"СОВЕТСКАЯ РОССИЯ" N 7 (12350), вторник, 21 января 2003 г.

 

ПОРТРЕТ

 

Рассказ-быль

     — Для тебя Ленин — икона, а для меня — реальный человек, спасший меня от смерти... Не веришь? Тогда слушай...

Из разговора с писателем
Николаем Павловичем Алешиным.

     В первых числах ноября 1928 года в Москве было намечено созвать съезд АХРР — Ассоциации художников революционной России. Получило приглашение «на одну персону» и ее костромское отделение. Кому именно ехать на съезд, должны были решить сами художники. Предложили одному, второму, третьему — все отказались по одной простой причине.

     В те далекие несытые годы периферийные жрецы изобразительного искусства жили совсем не сладко. Их живописные полотна мало кто покупал. Заказы от предприятий, организаций были крайне редки. И только дважды в году художники могли крупно заработать: в канун Первого мая да Октябрьской революции. В эти страдные дни кисти живописцев не знали простоя.

     Кому же захочется променять заработок на поездку в голодную Москву, кишащую спекулянтами, карманниками и прочими громилами, только и ждущими, как бы половчее объегорить лопоухого провинциала. А ехать на съезд кому-то непременно надо!

     И тогда ответственный секретарь местного отделения АХРР вспомнил, что совсем недавно на жительство в Кострому к своему старшему брату приехал из-под Судиславля молодой сельский учитель Коля Алешин, отчаянно увлеченный живописью. Да и вообще способному парню следует познакомиться со столицей, тем более что в официальном приглашении значилось: «...участники съезда будут иметь возможность посетить Третьяковскую галерею».

     Как узнал все это Коля Алешин, согласился с великой радостью.

     Приехал Николай в столицу, нашел академию. А там уж в вестибюле собралось таких же, как он, прибывших на съезд провинциалов, человек сорок.

     И тут слышит Алешин, как невесть откуда возникшая сухопарая, жердеобразная особа в белых буклях и пенсне объявляет:

     — Кто желает посетить Третьяковскую галерею, прошу за мной, автобус ждет у подъезда.
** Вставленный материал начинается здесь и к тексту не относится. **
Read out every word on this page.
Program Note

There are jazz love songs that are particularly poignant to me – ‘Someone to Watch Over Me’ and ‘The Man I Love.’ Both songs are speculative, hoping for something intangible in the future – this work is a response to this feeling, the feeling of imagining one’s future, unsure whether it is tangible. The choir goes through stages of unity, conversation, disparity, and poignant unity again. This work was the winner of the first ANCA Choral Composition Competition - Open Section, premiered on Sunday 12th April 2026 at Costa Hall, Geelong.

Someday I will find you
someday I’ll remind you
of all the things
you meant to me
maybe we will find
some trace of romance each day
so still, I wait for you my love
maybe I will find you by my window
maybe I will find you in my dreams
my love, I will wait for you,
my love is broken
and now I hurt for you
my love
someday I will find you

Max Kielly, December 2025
     Вместе со всеми ринулся к выходу и наш костромич. Приехали в Лаврушинский переулок, прошмыгнули через служебный вход в галерею, разделись в вестибюле, пошли по залам. Батюшки!.. Такого обилия красоты рукотворной Николай и в мечтах-то представить себе не мог. Репин, Суриков, Крамской, Саврасов... На какую картину ни глянешь, так и прилипнешь к ней глазами.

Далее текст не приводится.